Executive Director Celdara Medical Lebanon, New Hampshire, United States
Introduction/Rationale: Inflammation is a fundamental component of immune defense but also a major driver of pathology across autoimmune, neurodegenerative, and trauma-associated diseases. Dysregulated inflammation propagates chronic tissue damage that current therapies fail to adequately control. Existing treatments rely on systemic immunosuppression or single-target biologics, which are limited by toxicity and insufficient tissue penetration. There is a critical need for tissue-targeted, dynamically controllable anti-inflammatory therapies.
Methods: We developed a multifunctional, programmable cell therapy platform that engineers regulatory T cells (Tregs) into living cellular pharmacies. These SMART Tregs are designed to home to disease-specific tissues, deliver anti-inflammatory disease-modifying molecules, and express biologics such as neuroprotective factors or functional enzyme replacements. We have established proof of concept for the platform in models of ALS and Alzheimer’s disease.

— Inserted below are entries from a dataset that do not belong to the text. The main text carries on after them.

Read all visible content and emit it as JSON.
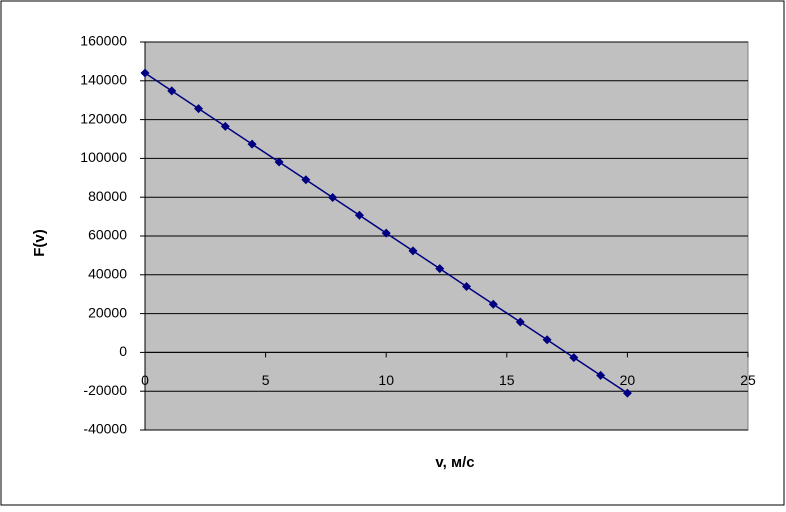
{
  "chart_data": {
    "type": "scatter",
    "x_label": "v, м/с",
    "y_label": "F(v)",
    "x": [
      0,
      1.11,
      2.22,
      3.33,
      4.44,
      5.56,
      6.67,
      7.78,
      8.89,
      10,
      11.11,
      12.22,
      13.33,
      14.44,
      15.56,
      16.67,
      17.78,
      18.89,
      20
    ],
    "values": [
      144000,
      134833,
      125667,
      116500,
      107333,
      98167,
      89000,
      79833,
      70667,
      61500,
      52333,
      43167,
      34000,
      24833,
      15667,
      6500,
      -2667,
      -11833,
      -21000
    ],
    "color": "#000080",
    "xlim": [
      0,
      25
    ],
    "xticks": [
      0,
      5,
      10,
      15,
      20,
      25
    ],
    "ylim": [
      -40000,
      160000
    ],
    "yticks": [
      -40000,
      -20000,
      0,
      20000,
      40000,
      60000,
      80000,
      100000,
      120000,
      140000,
      160000
    ],
    "grid": true
  }
}
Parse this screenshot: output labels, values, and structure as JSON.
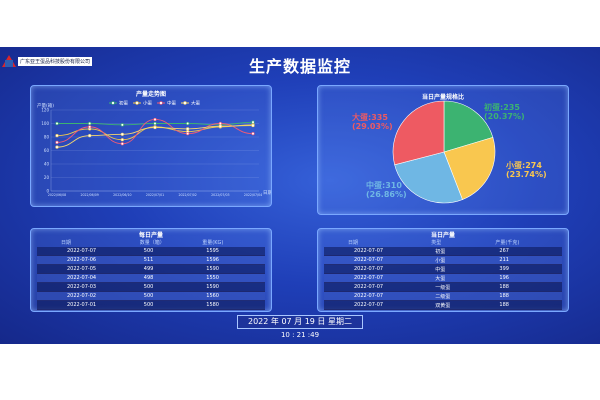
{
  "company": "广东亚王蛋品科技股份有限公司",
  "title": "生产数据监控",
  "trend": {
    "title": "产量走势图",
    "y_unit": "产量(箱)",
    "x_unit": "日期",
    "legend": [
      "初蛋",
      "小蛋",
      "中蛋",
      "大蛋"
    ],
    "colors": {
      "初蛋": "#3cb371",
      "小蛋": "#f2c94c",
      "中蛋": "#ee5a78",
      "大蛋": "#f5d76e"
    }
  },
  "chart_data": {
    "type": "line",
    "title": "产量走势图",
    "xlabel": "日期",
    "ylabel": "产量(箱)",
    "ylim": [
      0,
      120
    ],
    "y_ticks": [
      0,
      20,
      40,
      60,
      80,
      100,
      120
    ],
    "x": [
      "2022/06/08",
      "2022/06/09",
      "2022/06/10",
      "2022/07/01",
      "2022/07/02",
      "2022/07/03",
      "2022/07/04"
    ],
    "series": [
      {
        "name": "初蛋",
        "values": [
          100,
          100,
          98,
          100,
          100,
          98,
          102
        ]
      },
      {
        "name": "小蛋",
        "values": [
          82,
          92,
          76,
          95,
          88,
          95,
          98
        ]
      },
      {
        "name": "中蛋",
        "values": [
          72,
          95,
          70,
          106,
          85,
          100,
          85
        ]
      },
      {
        "name": "大蛋",
        "values": [
          65,
          82,
          84,
          94,
          92,
          96,
          97
        ]
      }
    ],
    "grid": true,
    "legend_position": "top"
  },
  "pie": {
    "title": "当日产量规格比",
    "slices": [
      {
        "name": "初蛋",
        "value": 235,
        "pct": "20.37%",
        "color": "#3cb371"
      },
      {
        "name": "小蛋",
        "value": 274,
        "pct": "23.74%",
        "color": "#f9c74f"
      },
      {
        "name": "中蛋",
        "value": 310,
        "pct": "26.86%",
        "color": "#6fb7e4"
      },
      {
        "name": "大蛋",
        "value": 335,
        "pct": "29.03%",
        "color": "#ee5a62"
      }
    ]
  },
  "daily": {
    "title": "每日产量",
    "headers": [
      "日期",
      "数量（箱）",
      "重量(KG)"
    ],
    "rows": [
      [
        "2022-07-07",
        "500",
        "1595"
      ],
      [
        "2022-07-06",
        "511",
        "1596"
      ],
      [
        "2022-07-05",
        "499",
        "1590"
      ],
      [
        "2022-07-04",
        "498",
        "1550"
      ],
      [
        "2022-07-03",
        "500",
        "1590"
      ],
      [
        "2022-07-02",
        "500",
        "1560"
      ],
      [
        "2022-07-01",
        "500",
        "1580"
      ]
    ]
  },
  "today": {
    "title": "当日产量",
    "headers": [
      "日期",
      "类型",
      "产量(千克)"
    ],
    "rows": [
      [
        "2022-07-07",
        "初蛋",
        "267"
      ],
      [
        "2022-07-07",
        "小蛋",
        "211"
      ],
      [
        "2022-07-07",
        "中蛋",
        "399"
      ],
      [
        "2022-07-07",
        "大蛋",
        "196"
      ],
      [
        "2022-07-07",
        "一级蛋",
        "188"
      ],
      [
        "2022-07-07",
        "二级蛋",
        "188"
      ],
      [
        "2022-07-07",
        "双黄蛋",
        "188"
      ]
    ]
  },
  "datetime": "2022 年 07 月 19 日 星期二",
  "clock": "10 : 21 :49"
}
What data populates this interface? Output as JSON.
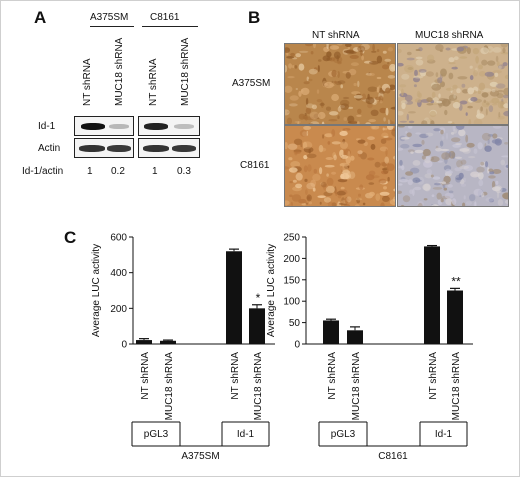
{
  "panel_a": {
    "letter": "A",
    "cell_lines": [
      "A375SM",
      "C8161"
    ],
    "lanes": [
      "NT shRNA",
      "MUC18 shRNA",
      "NT shRNA",
      "MUC18 shRNA"
    ],
    "rows": [
      "Id-1",
      "Actin"
    ],
    "ratio_label": "Id-1/actin",
    "ratios": [
      "1",
      "0.2",
      "1",
      "0.3"
    ]
  },
  "panel_b": {
    "letter": "B",
    "columns": [
      "NT shRNA",
      "MUC18 shRNA"
    ],
    "rows": [
      "A375SM",
      "C8161"
    ]
  },
  "panel_c": {
    "letter": "C"
  },
  "chart_data": [
    {
      "type": "bar",
      "cell_line": "A375SM",
      "ylabel": "Average LUC activity",
      "ylim": [
        0,
        600
      ],
      "yticks": [
        0,
        200,
        400,
        600
      ],
      "categories": [
        "NT shRNA",
        "MUC18 shRNA",
        "NT shRNA",
        "MUC18 shRNA"
      ],
      "groups": [
        "pGL3",
        "pGL3",
        "Id-1",
        "Id-1"
      ],
      "values": [
        22,
        18,
        520,
        200
      ],
      "errors": [
        8,
        4,
        12,
        20
      ],
      "significance": [
        "",
        "",
        "",
        "*"
      ],
      "group_labels": [
        "pGL3",
        "Id-1"
      ],
      "title_below": "A375SM",
      "bar_color": "#111111"
    },
    {
      "type": "bar",
      "cell_line": "C8161",
      "ylabel": "Average LUC activity",
      "ylim": [
        0,
        250
      ],
      "yticks": [
        0,
        50,
        100,
        150,
        200,
        250
      ],
      "categories": [
        "NT shRNA",
        "MUC18 shRNA",
        "NT shRNA",
        "MUC18 shRNA"
      ],
      "groups": [
        "pGL3",
        "pGL3",
        "Id-1",
        "Id-1"
      ],
      "values": [
        55,
        32,
        228,
        125
      ],
      "errors": [
        3,
        8,
        2,
        5
      ],
      "significance": [
        "",
        "",
        "",
        "**"
      ],
      "group_labels": [
        "pGL3",
        "Id-1"
      ],
      "title_below": "C8161",
      "bar_color": "#111111"
    }
  ]
}
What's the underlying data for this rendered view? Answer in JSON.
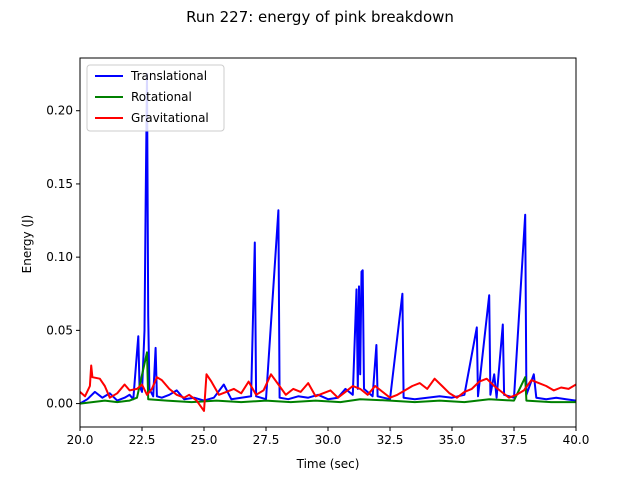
{
  "chart_data": {
    "type": "line",
    "title": "Run 227: energy of pink breakdown",
    "xlabel": "Time (sec)",
    "ylabel": "Energy (J)",
    "xlim": [
      20.0,
      40.0
    ],
    "ylim": [
      -0.016,
      0.236
    ],
    "xticks": [
      20.0,
      22.5,
      25.0,
      27.5,
      30.0,
      32.5,
      35.0,
      37.5,
      40.0
    ],
    "xtick_labels": [
      "20.0",
      "22.5",
      "25.0",
      "27.5",
      "30.0",
      "32.5",
      "35.0",
      "37.5",
      "40.0"
    ],
    "yticks": [
      0.0,
      0.05,
      0.1,
      0.15,
      0.2
    ],
    "ytick_labels": [
      "0.00",
      "0.05",
      "0.10",
      "0.15",
      "0.20"
    ],
    "grid": false,
    "legend_position": "top-left",
    "series": [
      {
        "name": "Translational",
        "color": "#0000ff",
        "points": [
          [
            20.0,
            0.0
          ],
          [
            20.3,
            0.003
          ],
          [
            20.6,
            0.008
          ],
          [
            20.9,
            0.004
          ],
          [
            21.2,
            0.007
          ],
          [
            21.5,
            0.002
          ],
          [
            21.8,
            0.004
          ],
          [
            22.0,
            0.006
          ],
          [
            22.15,
            0.003
          ],
          [
            22.3,
            0.035
          ],
          [
            22.35,
            0.046
          ],
          [
            22.4,
            0.012
          ],
          [
            22.5,
            0.008
          ],
          [
            22.6,
            0.05
          ],
          [
            22.65,
            0.14
          ],
          [
            22.7,
            0.225
          ],
          [
            22.75,
            0.06
          ],
          [
            22.8,
            0.01
          ],
          [
            22.95,
            0.005
          ],
          [
            23.05,
            0.038
          ],
          [
            23.1,
            0.005
          ],
          [
            23.3,
            0.004
          ],
          [
            23.6,
            0.006
          ],
          [
            23.9,
            0.009
          ],
          [
            24.2,
            0.003
          ],
          [
            24.6,
            0.004
          ],
          [
            25.0,
            0.002
          ],
          [
            25.4,
            0.004
          ],
          [
            25.8,
            0.013
          ],
          [
            26.1,
            0.003
          ],
          [
            26.5,
            0.004
          ],
          [
            26.9,
            0.005
          ],
          [
            27.05,
            0.11
          ],
          [
            27.1,
            0.005
          ],
          [
            27.5,
            0.003
          ],
          [
            28.0,
            0.132
          ],
          [
            28.05,
            0.004
          ],
          [
            28.4,
            0.003
          ],
          [
            28.8,
            0.005
          ],
          [
            29.2,
            0.004
          ],
          [
            29.6,
            0.006
          ],
          [
            30.0,
            0.003
          ],
          [
            30.4,
            0.004
          ],
          [
            30.7,
            0.01
          ],
          [
            31.0,
            0.006
          ],
          [
            31.15,
            0.078
          ],
          [
            31.2,
            0.01
          ],
          [
            31.25,
            0.08
          ],
          [
            31.3,
            0.02
          ],
          [
            31.35,
            0.09
          ],
          [
            31.4,
            0.091
          ],
          [
            31.45,
            0.01
          ],
          [
            31.8,
            0.005
          ],
          [
            31.95,
            0.04
          ],
          [
            32.0,
            0.005
          ],
          [
            32.5,
            0.003
          ],
          [
            33.0,
            0.075
          ],
          [
            33.05,
            0.004
          ],
          [
            33.5,
            0.003
          ],
          [
            34.0,
            0.004
          ],
          [
            34.5,
            0.005
          ],
          [
            35.0,
            0.004
          ],
          [
            35.5,
            0.006
          ],
          [
            36.0,
            0.052
          ],
          [
            36.05,
            0.005
          ],
          [
            36.5,
            0.074
          ],
          [
            36.55,
            0.006
          ],
          [
            36.7,
            0.02
          ],
          [
            36.8,
            0.004
          ],
          [
            37.05,
            0.054
          ],
          [
            37.1,
            0.006
          ],
          [
            37.5,
            0.004
          ],
          [
            37.95,
            0.129
          ],
          [
            38.0,
            0.006
          ],
          [
            38.3,
            0.02
          ],
          [
            38.4,
            0.004
          ],
          [
            38.8,
            0.003
          ],
          [
            39.2,
            0.004
          ],
          [
            39.6,
            0.003
          ],
          [
            40.0,
            0.002
          ]
        ]
      },
      {
        "name": "Rotational",
        "color": "#008000",
        "points": [
          [
            20.0,
            0.0
          ],
          [
            20.5,
            0.001
          ],
          [
            21.0,
            0.002
          ],
          [
            21.5,
            0.001
          ],
          [
            22.0,
            0.002
          ],
          [
            22.3,
            0.004
          ],
          [
            22.7,
            0.035
          ],
          [
            22.75,
            0.003
          ],
          [
            23.5,
            0.002
          ],
          [
            24.5,
            0.001
          ],
          [
            25.5,
            0.002
          ],
          [
            26.5,
            0.001
          ],
          [
            27.5,
            0.002
          ],
          [
            28.5,
            0.001
          ],
          [
            29.5,
            0.002
          ],
          [
            30.5,
            0.001
          ],
          [
            31.3,
            0.003
          ],
          [
            32.5,
            0.002
          ],
          [
            33.5,
            0.001
          ],
          [
            34.5,
            0.002
          ],
          [
            35.5,
            0.001
          ],
          [
            36.5,
            0.003
          ],
          [
            37.5,
            0.002
          ],
          [
            37.95,
            0.018
          ],
          [
            38.0,
            0.002
          ],
          [
            39.0,
            0.001
          ],
          [
            40.0,
            0.001
          ]
        ]
      },
      {
        "name": "Gravitational",
        "color": "#ff0000",
        "points": [
          [
            20.0,
            0.008
          ],
          [
            20.2,
            0.005
          ],
          [
            20.4,
            0.012
          ],
          [
            20.45,
            0.026
          ],
          [
            20.5,
            0.018
          ],
          [
            20.8,
            0.017
          ],
          [
            21.0,
            0.012
          ],
          [
            21.2,
            0.004
          ],
          [
            21.5,
            0.007
          ],
          [
            21.8,
            0.013
          ],
          [
            22.0,
            0.009
          ],
          [
            22.3,
            0.01
          ],
          [
            22.5,
            0.013
          ],
          [
            22.7,
            0.006
          ],
          [
            22.9,
            0.01
          ],
          [
            23.1,
            0.018
          ],
          [
            23.3,
            0.016
          ],
          [
            23.6,
            0.01
          ],
          [
            23.9,
            0.006
          ],
          [
            24.2,
            0.004
          ],
          [
            24.4,
            0.006
          ],
          [
            24.7,
            0.002
          ],
          [
            25.0,
            -0.005
          ],
          [
            25.1,
            0.02
          ],
          [
            25.3,
            0.015
          ],
          [
            25.6,
            0.006
          ],
          [
            25.9,
            0.008
          ],
          [
            26.2,
            0.01
          ],
          [
            26.5,
            0.007
          ],
          [
            26.8,
            0.015
          ],
          [
            27.1,
            0.006
          ],
          [
            27.4,
            0.009
          ],
          [
            27.7,
            0.02
          ],
          [
            28.0,
            0.013
          ],
          [
            28.3,
            0.006
          ],
          [
            28.6,
            0.01
          ],
          [
            28.9,
            0.008
          ],
          [
            29.2,
            0.014
          ],
          [
            29.5,
            0.005
          ],
          [
            29.8,
            0.007
          ],
          [
            30.1,
            0.009
          ],
          [
            30.4,
            0.004
          ],
          [
            30.7,
            0.008
          ],
          [
            31.0,
            0.012
          ],
          [
            31.3,
            0.01
          ],
          [
            31.6,
            0.006
          ],
          [
            31.9,
            0.012
          ],
          [
            32.2,
            0.008
          ],
          [
            32.5,
            0.004
          ],
          [
            32.8,
            0.006
          ],
          [
            33.1,
            0.009
          ],
          [
            33.4,
            0.012
          ],
          [
            33.7,
            0.014
          ],
          [
            34.0,
            0.01
          ],
          [
            34.3,
            0.017
          ],
          [
            34.6,
            0.012
          ],
          [
            34.9,
            0.007
          ],
          [
            35.2,
            0.004
          ],
          [
            35.5,
            0.008
          ],
          [
            35.8,
            0.01
          ],
          [
            36.1,
            0.015
          ],
          [
            36.4,
            0.017
          ],
          [
            36.7,
            0.012
          ],
          [
            37.0,
            0.008
          ],
          [
            37.3,
            0.004
          ],
          [
            37.6,
            0.006
          ],
          [
            37.9,
            0.009
          ],
          [
            38.2,
            0.016
          ],
          [
            38.5,
            0.014
          ],
          [
            38.8,
            0.012
          ],
          [
            39.1,
            0.009
          ],
          [
            39.4,
            0.011
          ],
          [
            39.7,
            0.01
          ],
          [
            40.0,
            0.013
          ]
        ]
      }
    ]
  }
}
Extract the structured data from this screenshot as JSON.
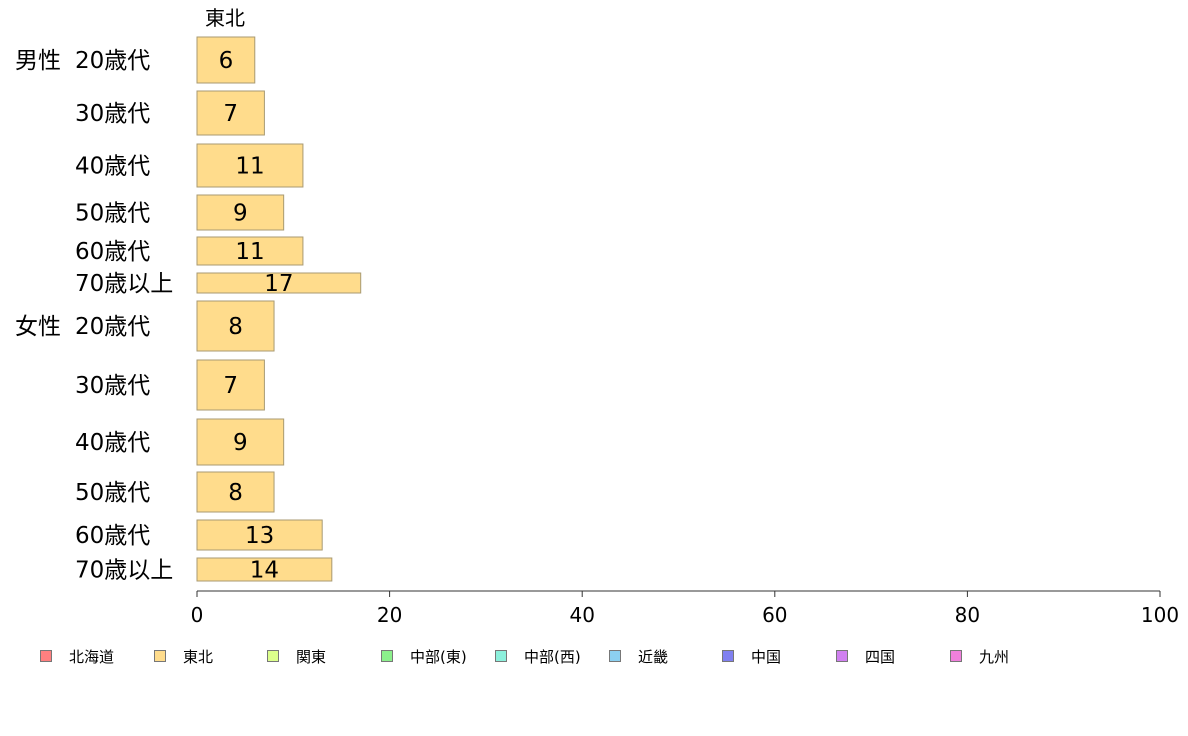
{
  "chart_data": {
    "type": "bar",
    "orientation": "horizontal",
    "title": "東北",
    "groups": [
      {
        "label": "男性",
        "categories": [
          "20歳代",
          "30歳代",
          "40歳代",
          "50歳代",
          "60歳代",
          "70歳以上"
        ],
        "values": [
          6,
          7,
          11,
          9,
          11,
          17
        ]
      },
      {
        "label": "女性",
        "categories": [
          "20歳代",
          "30歳代",
          "40歳代",
          "50歳代",
          "60歳代",
          "70歳以上"
        ],
        "values": [
          8,
          7,
          9,
          8,
          13,
          14
        ]
      }
    ],
    "xlim": [
      0,
      100
    ],
    "xticks": [
      "0",
      "20",
      "40",
      "60",
      "80",
      "100"
    ],
    "bar_color": "#ffdc8c",
    "bar_edge_color": "#a89a72",
    "grid": false,
    "legend_position": "bottom",
    "legend": [
      {
        "name": "北海道",
        "color": "#ff8080"
      },
      {
        "name": "東北",
        "color": "#ffdc8c"
      },
      {
        "name": "関東",
        "color": "#dcff8c"
      },
      {
        "name": "中部(東)",
        "color": "#8cf08c"
      },
      {
        "name": "中部(西)",
        "color": "#8cf0dc"
      },
      {
        "name": "近畿",
        "color": "#8cd0f0"
      },
      {
        "name": "中国",
        "color": "#8080f0"
      },
      {
        "name": "四国",
        "color": "#d080f0"
      },
      {
        "name": "九州",
        "color": "#f080dc"
      }
    ]
  }
}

Results: Preliminary studies demonstrate our engineered Tregs can persist within the central nervous system and maintain functional activity, supporting feasibility for neuroinflammatory and neurodegenerative indications. The platform introduces three key innovations: integration of immune regulation with localized delivery, disease-context activation, and the ability to secrete persistence factors to extend therapeutic activity. Ongoing studies will evaluate disease-modifying molecule activity, in vivo efficacy, and biodistribution.
Conclusion: This Treg platform represents a paradigm shift in cell therapy, enabling precision immune modulation and localized therapeutic delivery across multiple disease contexts. The approach offers significant translational potential to several indications, including mitigation of neuroinflammation, immune-mediated injury, and protein replacement. This technology provides a validated, scalable cellular therapy platform ready for preclinical transition and partnership with translational stakeholders.